Haliyle bir daha Şükran Hanım ile karşılaşma imkânım olmadı. Olsa da zaten benim de öfkem yatışmıştı. Bir şey yapmazdım. Hayattaysa sağlıklar, değilse Allah’tan rahmetler diliyorum.
Parmaklarımın gücü ne mi oldu?
O yaz yaptığım çalışmalar sayesinde şimdi kavanoz kapaklarını kolaylıkla açabiliyorum.
Kısacası… Hanım’a yaradı yani.
Kalın Sağlıcakla,
M. Haluk Saran (1019 / Ankara Atatürk Lisesi)
20.06.2020 – Altınoluk
Dip Not:
[1] Birinci darbeyi ilkokul değişikliğinde Mendebur M’den yemiştim. O da yazacaklarım Arasında.

Arka sırada sağdan birinci benim.
Elinize kaleminize sağlık 🥰
Çok güzel anlatım.öğrencilik günlerime götürdün.yüreğine sağlık.kalemin daim olsun
Benim de üniversite hayatımda benzeri durumlarım oldu, Ankara Hukuku 7 yılda bitirdim, 2. diplomamı alacaktım neredeyse, tecrübesiz olduğumuz tecrübeler kazandığımız üniversite yılları… Eline kalemine sağlık Haluk bey büyük bir zevkle okudum ve okurken sanki o anları ben de yaşamış gibi hissettim, edebiyat ve tarih derslerindeki tekrarlar olumlu meyvelerini halen vermekteler, selam ve sevgilerimle
Ne güzel ben pek bişey hatırlamıyorum o yıllardan. Farkettiğim bişey var hs gi lisede okursan oku hocalara takılan işi ler aynı
Mendebur Sıfırcı gibi
Sevgili Haluk paylaştığın bu anın sadece bir okul hatırası değil, aynı zamanda 1970 yılların ruh halini, gençlik öfkesini, haksızlığa karşı duyulan tepkiyi ve zamanla gelen olgunlaşmayı çok etkileyici bir şekilde yansıtmışsın…
Her satırında gençliğimizin o coşkulu adaletsizlik duygusu, haksızlığa karşı içten gelen öfke ve sonunda hayatın ustaca verdiği dersler saklı.

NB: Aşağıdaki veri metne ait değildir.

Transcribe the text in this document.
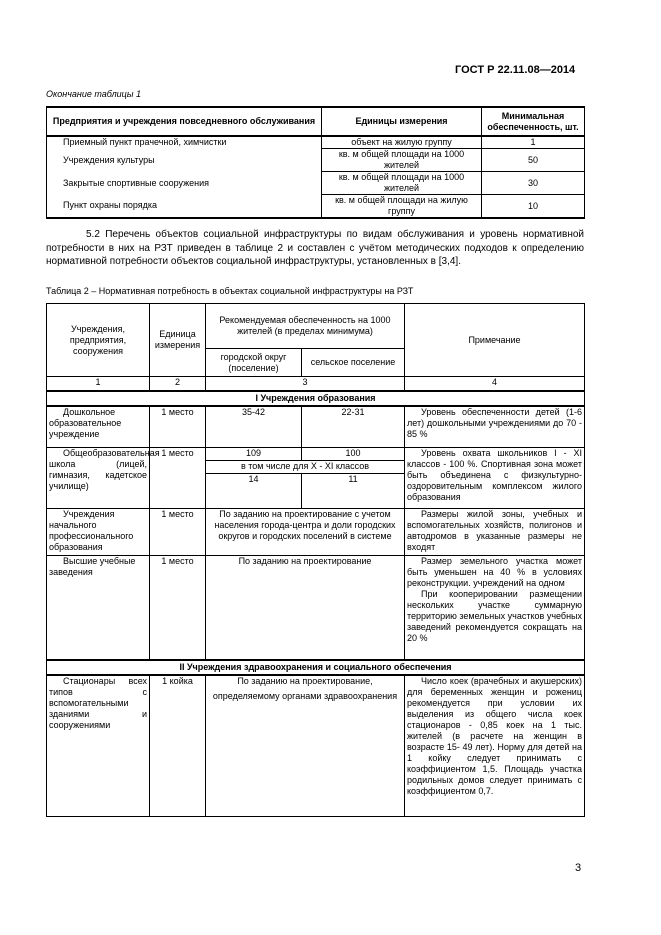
ГОСТ Р 22.11.08—2014
Окончание таблицы 1
Предприятия и учреждения повседневного обслуживания	Единицы измерения	Минимальная обеспеченность, шт.
Приемный пункт прачечной, химчистки	объект на жилую группу	1
Учреждения культуры	кв. м общей площади на 1000 жителей	50
Закрытые спортивные сооружения	кв. м общей площади на 1000 жителей	30
Пункт охраны порядка	кв. м общей площади на жилую группу	10

5.2 Перечень объектов социальной инфраструктуры по видам обслуживания и уровень нормативной потребности в них на РЗТ приведен в таблице 2 и составлен с учётом методических подходов к определению нормативной потребности объектов социальной инфраструктуры, установленных в [3,4].

Таблица 2 – Нормативная потребность в объектах социальной инфраструктуры на РЗТ
Учреждения, предприятия, сооружения	Единица измерения	Рекомендуемая обеспеченность на 1000 жителей (в пределах минимума)		Примечание
		городской округ (поселение)	сельское поселение	
1	2	3		4
I Учреждения образования				
Дошкольное образовательное учреждение	1 место	35-42	22-31	Уровень обеспеченности детей (1-6 лет) дошкольными учреждениями до 70 - 85 %
Общеобразовательная школа (лицей, гимназия, кадетское училище)	1 место	109	100	Уровень охвата школьников I - XI классов - 100 %. Спортивная зона может быть объединена с физкультурно-оздоровительным комплексом жилого образования
		в том числе для X - XI классов		
		14	11	
Учреждения начального профессионального образования	1 место	По заданию на проектирование с учетом населения города-центра и доли городских округов и городских поселений в системе		Размеры жилой зоны, учебных и вспомогательных хозяйств, полигонов и автодромов в указанные размеры не входят
Высшие учебные заведения	1 место	По заданию на проектирование		Размер земельного участка может быть уменьшен на 40 % в условиях реконструкции. учреждений на одном
При кооперировании размещении нескольких участке суммарную территорию земельных участков учебных заведений рекомендуется сокращать на 20 %

II Учреждения здравоохранения и социального обеспечения				
Стационары всех типов с вспомогательными зданиями и сооружениями	1 койка	По заданию на проектирование,
определяемому органами здравоохранения		Число коек (врачебных и акушерских) для беременных женщин и рожениц рекомендуется при условии их выделения из общего числа коек стационаров - 0,85 коек на 1 тыс. жителей (в расчете на женщин в возрасте 15- 49 лет). Норму для детей на 1 койку следует принимать с коэффициентом 1,5. Площадь участка родильных домов следует принимать с коэффициентом 0,7.
3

Şükran Hanım’la yaşanan o sahne, birçok öğrencinin hafızasında yer eden benzer adaletsizlikleri hatırlatıyor insana.
O anda yaşanan kızgınlık büyük, ama yıllar sonra o kızgınlığı bile tebessümle anlatılabilmesi… İşte olgunluk dediğimiz şey böyle birşeymiş.
O yıllarda bizde kopya çekerdik, kopya o yıllarda aslında öğrenmenin bir başka yoluydu? Kitabın notlarını görünce Hoca açısından ‘kural’ ihlali gibi görünse de öğrenci penceresinden bu olay, kalbe dokunan bir travma. Ama en güzeli, bu hikayenin sonunda öfkenin yerini mizaha, hayal kırıklığının yerini ise yaşam deneyimine bırakmış olması. O el yayıyla güçlendirdiğin parmakların bugün kavanoz kapağı açmasına yarıyor olması…
İnsanın içini ısıtan bir ‘geçmişle barış’ hikayesi bu.
Bu satırları okuyanın yüzünde buruk bir gülümseme bırakıyor, o anlarını anımsayıp ‘Ben de bir zamanlar öyle hissetmiştim’ dedirtiyor.
Yüreğine sağlık dostum…
Geçmiş, ancak böyle anlatıldığında bir anlam kazanıyor.
Teşekkür ederim Dostum.
O anıları birlikte yaşadık.
Fotoğrafta sen de varsın, götmüşsündür.
Teşekkür ederim Dostum.
O anıları birlikte yaşadık.
Fotoğrafta senin de olman lazım, götmüşsündür.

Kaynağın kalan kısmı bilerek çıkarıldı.